To ‘get your money’s worth’ out of a game, you absolutely must take into account the ‘opportunity to play’ factor.
I downloaded the Board Game Stats app at the beginning of January.
This tool allows me to keep track of ALL the statistics of every board game that I play: how many plays of which games, with whom, when, where…? How long did the games take, who won, with how many points, and a ton of other information that we don’t really need. A tool for total geeks. Like me.
I recorded my 300th game (yes, that’s three times one hundred!) last week. That really struck me. To get to this number I’d have had to play short games, obviously. In actual fact, the 2 most-played games are Master Word (a current prototype), which lasts 10 minutes, and Brawl, which is never longer than 2 minutes. I’ve also played plenty of Nessos, Draftosaurus, Zombie Kidz: Evolution, Speed… These little games are played, mostly, with my kids, because they ask for them, and because they enjoy them, I assume. My 5-year-old daughter was hot on my heels in our last game of Kingdomino, which I was just able to win 117-110.
As I mentioned earlier, all these stats don’t serve much of a practical purpose, but they have brought a few things to my attention…
I spend time with my kids! I realise, even more now, to what extent games really bring us all together.
We will have done literally hundreds of playtests of Master Word before putting it on the market. We are already at more than 70 and we are still ‘discovering’ the game, polishing it, and improving our understanding of what works and what does not work in the game’s mechanisms.

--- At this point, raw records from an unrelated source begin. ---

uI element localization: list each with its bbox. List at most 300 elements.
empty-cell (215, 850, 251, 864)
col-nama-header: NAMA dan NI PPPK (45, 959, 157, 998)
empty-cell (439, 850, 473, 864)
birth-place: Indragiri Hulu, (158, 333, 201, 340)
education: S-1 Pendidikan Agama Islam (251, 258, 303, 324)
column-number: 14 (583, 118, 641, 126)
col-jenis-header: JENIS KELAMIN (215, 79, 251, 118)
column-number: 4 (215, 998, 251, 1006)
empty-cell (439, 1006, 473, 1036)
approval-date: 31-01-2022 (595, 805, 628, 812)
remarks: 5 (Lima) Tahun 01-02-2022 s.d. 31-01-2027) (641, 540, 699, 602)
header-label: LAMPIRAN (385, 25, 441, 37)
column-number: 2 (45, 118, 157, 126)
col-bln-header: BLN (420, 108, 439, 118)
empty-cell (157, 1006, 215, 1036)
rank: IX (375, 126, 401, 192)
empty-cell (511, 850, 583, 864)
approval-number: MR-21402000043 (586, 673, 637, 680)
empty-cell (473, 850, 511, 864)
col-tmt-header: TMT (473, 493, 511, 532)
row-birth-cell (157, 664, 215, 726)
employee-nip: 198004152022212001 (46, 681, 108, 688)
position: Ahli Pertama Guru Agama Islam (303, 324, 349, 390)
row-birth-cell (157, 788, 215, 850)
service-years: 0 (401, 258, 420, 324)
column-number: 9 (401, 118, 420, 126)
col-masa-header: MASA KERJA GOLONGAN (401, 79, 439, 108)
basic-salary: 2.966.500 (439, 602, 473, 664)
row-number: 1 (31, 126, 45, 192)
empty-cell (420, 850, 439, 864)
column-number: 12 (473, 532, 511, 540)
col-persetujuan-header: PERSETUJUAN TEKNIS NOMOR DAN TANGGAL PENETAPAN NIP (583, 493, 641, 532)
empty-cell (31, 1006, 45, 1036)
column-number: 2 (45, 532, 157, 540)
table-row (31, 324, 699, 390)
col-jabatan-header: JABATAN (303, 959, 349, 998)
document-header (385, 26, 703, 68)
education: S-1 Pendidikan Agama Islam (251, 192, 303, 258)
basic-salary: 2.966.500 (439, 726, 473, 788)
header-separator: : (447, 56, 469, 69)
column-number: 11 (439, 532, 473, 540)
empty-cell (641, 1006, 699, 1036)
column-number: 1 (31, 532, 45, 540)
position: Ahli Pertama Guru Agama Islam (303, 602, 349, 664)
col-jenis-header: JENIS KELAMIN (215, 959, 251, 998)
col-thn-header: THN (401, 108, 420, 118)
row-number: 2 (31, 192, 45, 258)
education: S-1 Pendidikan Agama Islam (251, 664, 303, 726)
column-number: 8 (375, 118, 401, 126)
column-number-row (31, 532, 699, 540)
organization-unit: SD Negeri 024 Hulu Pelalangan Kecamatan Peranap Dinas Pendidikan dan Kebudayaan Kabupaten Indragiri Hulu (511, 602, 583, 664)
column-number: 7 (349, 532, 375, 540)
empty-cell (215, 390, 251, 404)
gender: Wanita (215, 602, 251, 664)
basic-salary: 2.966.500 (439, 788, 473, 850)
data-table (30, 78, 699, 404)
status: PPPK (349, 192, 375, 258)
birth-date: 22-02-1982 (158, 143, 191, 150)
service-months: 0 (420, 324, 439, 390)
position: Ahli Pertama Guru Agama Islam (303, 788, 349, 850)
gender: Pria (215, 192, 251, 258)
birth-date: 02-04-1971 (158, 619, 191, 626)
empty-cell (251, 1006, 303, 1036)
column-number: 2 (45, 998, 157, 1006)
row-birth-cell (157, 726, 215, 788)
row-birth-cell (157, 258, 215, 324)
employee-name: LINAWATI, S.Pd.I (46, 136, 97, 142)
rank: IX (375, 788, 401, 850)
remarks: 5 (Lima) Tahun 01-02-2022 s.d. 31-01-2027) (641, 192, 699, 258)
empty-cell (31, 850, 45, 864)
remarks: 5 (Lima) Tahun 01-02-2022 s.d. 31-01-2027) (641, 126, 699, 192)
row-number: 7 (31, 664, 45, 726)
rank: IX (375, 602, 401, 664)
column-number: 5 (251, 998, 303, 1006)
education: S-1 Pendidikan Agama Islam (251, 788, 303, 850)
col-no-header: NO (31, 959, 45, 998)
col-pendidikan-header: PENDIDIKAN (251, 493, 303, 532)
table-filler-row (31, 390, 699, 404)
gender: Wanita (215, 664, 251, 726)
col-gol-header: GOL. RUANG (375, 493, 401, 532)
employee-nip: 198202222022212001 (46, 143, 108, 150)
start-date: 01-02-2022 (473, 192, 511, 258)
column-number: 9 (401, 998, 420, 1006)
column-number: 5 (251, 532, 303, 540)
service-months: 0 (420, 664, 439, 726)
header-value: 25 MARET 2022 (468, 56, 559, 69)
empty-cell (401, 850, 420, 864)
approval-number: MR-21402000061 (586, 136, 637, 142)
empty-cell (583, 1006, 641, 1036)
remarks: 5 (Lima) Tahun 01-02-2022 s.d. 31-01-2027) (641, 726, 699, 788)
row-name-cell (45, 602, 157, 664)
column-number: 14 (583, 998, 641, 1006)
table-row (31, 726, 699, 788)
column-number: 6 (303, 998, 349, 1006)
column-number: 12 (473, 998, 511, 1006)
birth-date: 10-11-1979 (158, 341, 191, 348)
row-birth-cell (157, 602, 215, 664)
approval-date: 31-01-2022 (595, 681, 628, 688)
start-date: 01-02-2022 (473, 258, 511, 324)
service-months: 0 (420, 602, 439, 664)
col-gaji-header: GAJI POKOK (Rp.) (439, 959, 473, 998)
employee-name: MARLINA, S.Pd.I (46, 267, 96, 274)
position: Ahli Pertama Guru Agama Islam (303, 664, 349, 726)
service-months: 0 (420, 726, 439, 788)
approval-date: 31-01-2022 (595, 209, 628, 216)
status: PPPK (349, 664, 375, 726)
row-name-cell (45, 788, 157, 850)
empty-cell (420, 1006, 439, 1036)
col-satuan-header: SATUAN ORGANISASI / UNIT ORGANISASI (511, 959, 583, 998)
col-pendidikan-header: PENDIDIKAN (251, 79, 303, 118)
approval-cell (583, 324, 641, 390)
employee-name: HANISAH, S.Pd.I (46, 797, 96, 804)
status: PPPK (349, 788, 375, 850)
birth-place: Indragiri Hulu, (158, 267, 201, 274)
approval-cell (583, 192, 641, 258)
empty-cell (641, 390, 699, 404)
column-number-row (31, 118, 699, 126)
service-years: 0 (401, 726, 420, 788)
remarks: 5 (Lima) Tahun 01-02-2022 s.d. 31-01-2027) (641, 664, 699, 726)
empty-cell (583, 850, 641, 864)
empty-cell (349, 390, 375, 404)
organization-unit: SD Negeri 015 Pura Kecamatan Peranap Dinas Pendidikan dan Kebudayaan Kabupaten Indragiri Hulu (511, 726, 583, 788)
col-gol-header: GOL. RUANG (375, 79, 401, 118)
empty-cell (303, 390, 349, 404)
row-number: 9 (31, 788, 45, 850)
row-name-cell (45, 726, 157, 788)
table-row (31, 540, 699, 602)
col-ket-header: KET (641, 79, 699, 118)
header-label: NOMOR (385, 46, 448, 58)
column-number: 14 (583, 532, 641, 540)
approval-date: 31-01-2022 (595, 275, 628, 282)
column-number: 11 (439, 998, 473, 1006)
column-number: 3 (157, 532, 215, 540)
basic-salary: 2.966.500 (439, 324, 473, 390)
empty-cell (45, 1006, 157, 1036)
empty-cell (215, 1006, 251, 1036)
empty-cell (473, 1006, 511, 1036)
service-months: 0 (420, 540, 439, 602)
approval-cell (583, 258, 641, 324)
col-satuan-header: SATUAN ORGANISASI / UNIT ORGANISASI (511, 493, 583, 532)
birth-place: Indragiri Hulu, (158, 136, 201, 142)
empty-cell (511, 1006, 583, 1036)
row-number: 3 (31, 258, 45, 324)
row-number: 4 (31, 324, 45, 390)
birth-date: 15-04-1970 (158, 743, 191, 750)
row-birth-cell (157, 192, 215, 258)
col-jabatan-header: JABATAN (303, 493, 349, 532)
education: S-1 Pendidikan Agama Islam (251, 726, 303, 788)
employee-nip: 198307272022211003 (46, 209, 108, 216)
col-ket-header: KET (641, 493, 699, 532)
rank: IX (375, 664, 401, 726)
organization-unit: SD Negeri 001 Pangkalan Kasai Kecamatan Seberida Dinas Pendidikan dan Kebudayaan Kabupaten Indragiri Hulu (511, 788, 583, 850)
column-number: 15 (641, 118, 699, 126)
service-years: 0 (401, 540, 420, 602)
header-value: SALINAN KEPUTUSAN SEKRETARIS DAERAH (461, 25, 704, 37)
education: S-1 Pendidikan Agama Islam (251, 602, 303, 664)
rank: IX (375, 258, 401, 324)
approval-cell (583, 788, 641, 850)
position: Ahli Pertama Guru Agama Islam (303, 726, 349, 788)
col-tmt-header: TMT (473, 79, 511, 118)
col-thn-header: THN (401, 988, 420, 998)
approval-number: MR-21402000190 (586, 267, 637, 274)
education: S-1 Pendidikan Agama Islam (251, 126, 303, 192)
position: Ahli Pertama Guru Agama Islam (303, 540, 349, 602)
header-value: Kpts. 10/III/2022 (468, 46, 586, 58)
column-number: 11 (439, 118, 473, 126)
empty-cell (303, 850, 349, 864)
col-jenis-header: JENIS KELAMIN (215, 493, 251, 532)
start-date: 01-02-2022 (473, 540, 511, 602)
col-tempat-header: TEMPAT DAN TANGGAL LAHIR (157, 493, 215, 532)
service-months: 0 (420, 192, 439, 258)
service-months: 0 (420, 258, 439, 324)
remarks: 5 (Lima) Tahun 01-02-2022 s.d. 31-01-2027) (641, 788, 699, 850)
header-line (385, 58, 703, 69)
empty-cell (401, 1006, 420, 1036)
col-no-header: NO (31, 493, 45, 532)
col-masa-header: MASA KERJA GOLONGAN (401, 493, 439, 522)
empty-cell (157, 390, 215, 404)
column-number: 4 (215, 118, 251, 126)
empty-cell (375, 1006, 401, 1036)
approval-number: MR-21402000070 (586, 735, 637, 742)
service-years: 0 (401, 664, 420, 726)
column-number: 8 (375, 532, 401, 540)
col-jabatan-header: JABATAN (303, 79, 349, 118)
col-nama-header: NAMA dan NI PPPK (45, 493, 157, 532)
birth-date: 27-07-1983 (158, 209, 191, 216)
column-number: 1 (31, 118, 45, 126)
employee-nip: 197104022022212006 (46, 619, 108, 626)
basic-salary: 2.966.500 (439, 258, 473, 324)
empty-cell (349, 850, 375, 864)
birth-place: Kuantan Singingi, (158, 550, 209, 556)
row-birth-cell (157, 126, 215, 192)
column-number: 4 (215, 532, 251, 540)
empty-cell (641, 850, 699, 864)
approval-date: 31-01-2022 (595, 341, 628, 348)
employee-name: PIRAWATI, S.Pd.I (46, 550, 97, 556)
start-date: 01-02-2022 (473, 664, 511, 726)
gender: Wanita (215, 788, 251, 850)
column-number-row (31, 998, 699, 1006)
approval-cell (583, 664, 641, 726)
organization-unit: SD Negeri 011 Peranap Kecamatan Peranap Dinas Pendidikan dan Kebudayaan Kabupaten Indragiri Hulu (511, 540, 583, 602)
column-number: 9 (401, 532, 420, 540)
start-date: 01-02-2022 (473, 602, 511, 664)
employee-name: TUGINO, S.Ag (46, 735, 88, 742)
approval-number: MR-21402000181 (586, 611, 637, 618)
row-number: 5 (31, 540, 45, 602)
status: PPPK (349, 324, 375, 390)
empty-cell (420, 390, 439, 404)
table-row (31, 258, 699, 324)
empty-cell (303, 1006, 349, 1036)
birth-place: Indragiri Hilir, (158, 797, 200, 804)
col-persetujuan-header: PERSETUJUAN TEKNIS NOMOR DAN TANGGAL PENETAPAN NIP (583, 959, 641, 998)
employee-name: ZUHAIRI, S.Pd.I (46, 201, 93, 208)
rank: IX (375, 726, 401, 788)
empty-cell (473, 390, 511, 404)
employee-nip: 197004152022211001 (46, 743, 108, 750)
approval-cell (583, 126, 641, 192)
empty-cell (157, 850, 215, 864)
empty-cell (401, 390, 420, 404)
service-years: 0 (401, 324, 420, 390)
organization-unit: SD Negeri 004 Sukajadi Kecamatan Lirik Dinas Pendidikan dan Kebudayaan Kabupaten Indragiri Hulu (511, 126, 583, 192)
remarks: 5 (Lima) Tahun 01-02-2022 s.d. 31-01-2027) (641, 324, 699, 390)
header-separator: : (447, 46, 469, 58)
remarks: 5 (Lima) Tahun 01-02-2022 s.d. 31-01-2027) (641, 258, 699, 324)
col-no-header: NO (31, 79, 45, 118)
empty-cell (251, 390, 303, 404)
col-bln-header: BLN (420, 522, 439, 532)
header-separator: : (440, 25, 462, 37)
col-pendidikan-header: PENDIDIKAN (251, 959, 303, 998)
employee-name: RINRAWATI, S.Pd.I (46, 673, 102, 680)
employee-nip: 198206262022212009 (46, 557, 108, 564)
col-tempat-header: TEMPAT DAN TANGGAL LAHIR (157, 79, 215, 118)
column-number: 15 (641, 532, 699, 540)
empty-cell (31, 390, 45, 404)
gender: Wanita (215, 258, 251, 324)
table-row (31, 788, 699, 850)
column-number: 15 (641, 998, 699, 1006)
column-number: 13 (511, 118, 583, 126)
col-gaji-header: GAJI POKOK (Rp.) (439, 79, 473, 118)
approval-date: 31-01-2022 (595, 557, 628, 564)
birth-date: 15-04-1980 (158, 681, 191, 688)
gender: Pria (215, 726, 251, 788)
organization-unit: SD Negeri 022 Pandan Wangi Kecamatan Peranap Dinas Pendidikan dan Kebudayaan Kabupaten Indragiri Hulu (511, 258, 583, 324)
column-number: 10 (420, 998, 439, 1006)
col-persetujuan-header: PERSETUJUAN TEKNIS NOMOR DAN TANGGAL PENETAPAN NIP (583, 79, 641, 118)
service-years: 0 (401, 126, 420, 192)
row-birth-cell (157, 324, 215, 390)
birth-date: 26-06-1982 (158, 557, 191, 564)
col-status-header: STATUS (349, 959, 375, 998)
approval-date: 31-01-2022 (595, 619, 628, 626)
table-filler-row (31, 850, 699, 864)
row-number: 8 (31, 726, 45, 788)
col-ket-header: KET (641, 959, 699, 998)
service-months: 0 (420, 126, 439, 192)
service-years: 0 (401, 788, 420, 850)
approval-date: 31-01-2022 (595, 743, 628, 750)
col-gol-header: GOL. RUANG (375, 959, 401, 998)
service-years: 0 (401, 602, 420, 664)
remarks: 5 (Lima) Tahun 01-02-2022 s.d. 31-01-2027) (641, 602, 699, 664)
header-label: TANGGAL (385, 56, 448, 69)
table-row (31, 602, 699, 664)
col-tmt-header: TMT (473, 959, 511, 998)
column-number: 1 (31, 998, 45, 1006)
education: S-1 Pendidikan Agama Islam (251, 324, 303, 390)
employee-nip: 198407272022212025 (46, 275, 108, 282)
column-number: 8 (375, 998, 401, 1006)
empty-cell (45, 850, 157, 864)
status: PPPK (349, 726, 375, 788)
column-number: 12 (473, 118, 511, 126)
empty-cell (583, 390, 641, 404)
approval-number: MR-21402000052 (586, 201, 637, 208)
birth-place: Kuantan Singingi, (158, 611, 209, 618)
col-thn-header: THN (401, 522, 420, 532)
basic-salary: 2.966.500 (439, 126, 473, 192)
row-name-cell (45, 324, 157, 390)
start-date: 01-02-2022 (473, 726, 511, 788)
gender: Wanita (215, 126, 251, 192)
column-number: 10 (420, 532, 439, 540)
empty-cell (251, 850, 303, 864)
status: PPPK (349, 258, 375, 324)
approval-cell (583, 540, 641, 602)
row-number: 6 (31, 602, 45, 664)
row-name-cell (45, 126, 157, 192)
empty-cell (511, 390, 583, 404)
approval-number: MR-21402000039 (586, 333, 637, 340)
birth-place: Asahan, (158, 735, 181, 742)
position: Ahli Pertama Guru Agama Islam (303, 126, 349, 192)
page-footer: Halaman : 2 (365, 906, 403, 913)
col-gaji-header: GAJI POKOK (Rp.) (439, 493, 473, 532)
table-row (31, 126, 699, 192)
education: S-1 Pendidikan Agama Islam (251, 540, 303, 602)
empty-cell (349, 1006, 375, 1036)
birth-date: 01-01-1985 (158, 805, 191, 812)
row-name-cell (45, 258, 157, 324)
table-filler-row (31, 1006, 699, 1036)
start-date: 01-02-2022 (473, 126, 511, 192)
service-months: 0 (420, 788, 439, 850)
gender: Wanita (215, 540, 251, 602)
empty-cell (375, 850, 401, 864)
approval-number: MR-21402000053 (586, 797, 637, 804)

To ‘get your money’s worth’ out of a game, you absolutely must take into account the ‘opportunity to play’ factor. For example, I love playing Terraforming Mars and I know I’d still feel this way after 6-7 plays, but I know I’d never be able to get this game to the table more than once or twice per year.
Without being the game of the Century, I enjoy Brawl. We’ve played this game more than 20 times, so I’ll never regret buying it. There are, however, other games that I would certainly derive more pleasure from playing, but that I will never buy, for the reasons outlined in point #3.

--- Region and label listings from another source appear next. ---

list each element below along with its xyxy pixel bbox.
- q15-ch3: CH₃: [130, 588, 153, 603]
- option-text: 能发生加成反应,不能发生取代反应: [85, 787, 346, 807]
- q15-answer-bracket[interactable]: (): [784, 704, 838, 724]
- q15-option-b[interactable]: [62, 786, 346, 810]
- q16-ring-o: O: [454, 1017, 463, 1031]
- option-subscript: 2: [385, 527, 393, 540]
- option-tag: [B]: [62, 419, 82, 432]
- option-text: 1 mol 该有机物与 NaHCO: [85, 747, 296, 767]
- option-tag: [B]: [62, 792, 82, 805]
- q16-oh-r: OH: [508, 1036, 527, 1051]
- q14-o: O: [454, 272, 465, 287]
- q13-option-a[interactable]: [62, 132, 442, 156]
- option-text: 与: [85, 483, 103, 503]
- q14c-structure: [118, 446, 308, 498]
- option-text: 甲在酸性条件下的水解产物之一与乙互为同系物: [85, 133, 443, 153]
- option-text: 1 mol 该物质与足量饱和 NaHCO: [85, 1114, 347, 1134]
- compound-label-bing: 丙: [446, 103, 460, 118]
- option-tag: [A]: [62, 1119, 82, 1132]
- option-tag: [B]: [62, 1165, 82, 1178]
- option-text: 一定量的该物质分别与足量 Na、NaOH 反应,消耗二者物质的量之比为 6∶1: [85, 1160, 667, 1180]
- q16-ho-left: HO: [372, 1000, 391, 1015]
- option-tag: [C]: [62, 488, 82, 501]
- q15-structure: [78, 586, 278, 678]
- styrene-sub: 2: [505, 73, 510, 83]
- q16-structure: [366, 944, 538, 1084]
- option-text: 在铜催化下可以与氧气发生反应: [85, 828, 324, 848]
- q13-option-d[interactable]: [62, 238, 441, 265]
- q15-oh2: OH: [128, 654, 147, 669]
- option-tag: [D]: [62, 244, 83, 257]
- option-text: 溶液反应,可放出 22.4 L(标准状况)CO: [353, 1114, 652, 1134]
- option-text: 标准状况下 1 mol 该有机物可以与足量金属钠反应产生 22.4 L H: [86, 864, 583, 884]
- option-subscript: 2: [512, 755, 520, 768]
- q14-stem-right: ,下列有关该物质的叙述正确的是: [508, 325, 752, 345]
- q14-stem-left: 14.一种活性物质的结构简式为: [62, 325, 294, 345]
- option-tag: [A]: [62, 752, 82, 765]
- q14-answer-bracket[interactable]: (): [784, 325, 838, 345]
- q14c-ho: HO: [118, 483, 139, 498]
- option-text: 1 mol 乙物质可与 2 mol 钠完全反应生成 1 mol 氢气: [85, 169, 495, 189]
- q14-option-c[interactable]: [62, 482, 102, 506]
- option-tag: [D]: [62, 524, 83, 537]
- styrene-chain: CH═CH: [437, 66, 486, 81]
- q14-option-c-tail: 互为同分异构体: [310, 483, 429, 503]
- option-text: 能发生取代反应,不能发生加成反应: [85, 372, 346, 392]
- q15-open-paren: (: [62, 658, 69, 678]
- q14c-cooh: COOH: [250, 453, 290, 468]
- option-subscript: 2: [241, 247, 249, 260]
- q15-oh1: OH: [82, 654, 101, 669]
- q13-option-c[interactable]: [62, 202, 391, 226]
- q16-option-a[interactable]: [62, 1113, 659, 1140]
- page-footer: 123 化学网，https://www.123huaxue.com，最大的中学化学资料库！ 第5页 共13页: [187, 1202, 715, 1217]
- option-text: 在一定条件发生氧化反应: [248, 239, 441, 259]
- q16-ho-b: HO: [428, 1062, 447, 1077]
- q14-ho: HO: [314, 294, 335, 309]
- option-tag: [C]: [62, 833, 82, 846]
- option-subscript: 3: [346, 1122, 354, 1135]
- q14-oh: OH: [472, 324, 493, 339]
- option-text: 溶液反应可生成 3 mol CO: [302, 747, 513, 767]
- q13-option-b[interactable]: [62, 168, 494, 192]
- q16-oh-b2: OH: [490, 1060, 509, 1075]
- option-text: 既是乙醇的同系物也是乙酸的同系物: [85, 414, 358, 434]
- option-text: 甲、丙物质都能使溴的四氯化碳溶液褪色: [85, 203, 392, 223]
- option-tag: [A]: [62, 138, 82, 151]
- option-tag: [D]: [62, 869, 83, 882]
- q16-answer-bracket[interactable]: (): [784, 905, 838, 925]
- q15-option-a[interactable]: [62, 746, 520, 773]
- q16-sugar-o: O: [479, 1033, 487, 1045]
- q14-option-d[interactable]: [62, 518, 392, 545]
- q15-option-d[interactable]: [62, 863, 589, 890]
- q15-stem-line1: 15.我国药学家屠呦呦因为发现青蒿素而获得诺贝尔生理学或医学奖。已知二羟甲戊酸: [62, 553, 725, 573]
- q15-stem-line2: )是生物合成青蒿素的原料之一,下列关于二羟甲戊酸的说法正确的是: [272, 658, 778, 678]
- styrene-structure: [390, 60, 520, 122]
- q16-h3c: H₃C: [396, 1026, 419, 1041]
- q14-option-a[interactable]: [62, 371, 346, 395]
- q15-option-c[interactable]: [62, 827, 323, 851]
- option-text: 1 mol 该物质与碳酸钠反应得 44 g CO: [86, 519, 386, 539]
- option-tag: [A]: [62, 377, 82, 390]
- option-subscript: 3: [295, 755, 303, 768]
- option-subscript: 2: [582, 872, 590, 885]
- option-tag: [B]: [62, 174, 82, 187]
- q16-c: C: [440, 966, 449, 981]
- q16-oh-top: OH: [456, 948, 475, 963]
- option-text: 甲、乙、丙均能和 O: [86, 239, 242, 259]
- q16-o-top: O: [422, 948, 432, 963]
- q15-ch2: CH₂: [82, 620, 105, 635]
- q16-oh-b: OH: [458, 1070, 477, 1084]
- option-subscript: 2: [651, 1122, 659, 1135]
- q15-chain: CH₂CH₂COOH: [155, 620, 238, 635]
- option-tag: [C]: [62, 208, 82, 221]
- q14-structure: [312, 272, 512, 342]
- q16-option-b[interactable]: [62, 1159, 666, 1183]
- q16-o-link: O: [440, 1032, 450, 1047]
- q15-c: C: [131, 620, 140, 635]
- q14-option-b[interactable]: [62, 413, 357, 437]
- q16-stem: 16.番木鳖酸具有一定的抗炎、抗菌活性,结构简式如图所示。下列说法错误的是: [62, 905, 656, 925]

Manuel Sanchez, our Creative Director, often reminds me that the most important of my multitude of tasks at Scorpion Masqué is choosing which games we decide to publish. We have to choose games that evoke such strong emotions that people will intentionally make time to play them again. And if this isn’t the case, if the game is just ‘lots of fun,’ it has to be very easy to play; that is, few constraints with regards to set-up, number of players, game length, teaching, theme… In short, they need to be games that you will choose off the store shelf, and that you will choose again off your own shelf, amongst all the other games you own, when it comes time to entertain yourselves on a Saturday night with friends.